Don't Just Plug in Last Year's Plan

Joe Pulizzi

No one seems exactly sure when, but shoelaces became popular sometime in the 20th century to better tighten shoes, replacing buckles and buttons.

Shoelaces are odd to me. The technology exists today that we can manufacture any type of shoe, dress, casual or sport, without the need for shoelaces. There is no need to tighten shoes, because the shoe itself can loosen or tighten, depending upon the need.

But, millions of us still purchase and wear shoes with shoelaces. This is partly because of what our personal preferences are and partly because of what is available (and at the right price).

But mostly, we purchase shoes based on what we had before. We like shoes we are used to. We can handle a little change, but not too much. The same goes for our marketing plans.

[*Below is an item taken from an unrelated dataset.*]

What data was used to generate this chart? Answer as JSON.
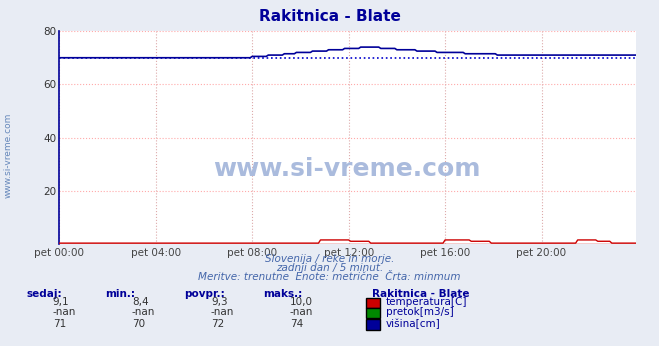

Do you know what the single biggest indicator of what will be in our marketing plans for 2010 or the next year or the year after? What you did the previous year.

And, you have a lot working to make sure things stay the same:

• Your agency and marketing partners don’t like change very much. They will convince you to tweak, but not radically change.

• A new plan means new convincing to higher ups. Very challenging.

• Finding new experts and partners takes time and resources.

• The eternal thinking that buying IBM (insert tactic) never gets you fired (but in today’s world, I wouldn’t be so sure).

I’ve been in four companies in the last month where we were doing a mini-content audit (going through what was working and what isn’t working in their content strategies). At every company, we came to a marketing tactic - an e-newsletter, a white paper program, a pr schedule, etc., where I asked what it was and why they were doing it.

The answer: because we did it last year, but not sure exactly what it’s doing.

What are your marketing shoelaces? What are those things that you are doing because you did them last year, or because that’s what your company is used to doing?

Make the promise to start fresh this year. Focus on what’s working and what you can measure. Focus on listening to your customers and stop listening to those people in your company that want to keep things exactly as they are.

Try some new shoes ... you’ll be surprised at the outcome.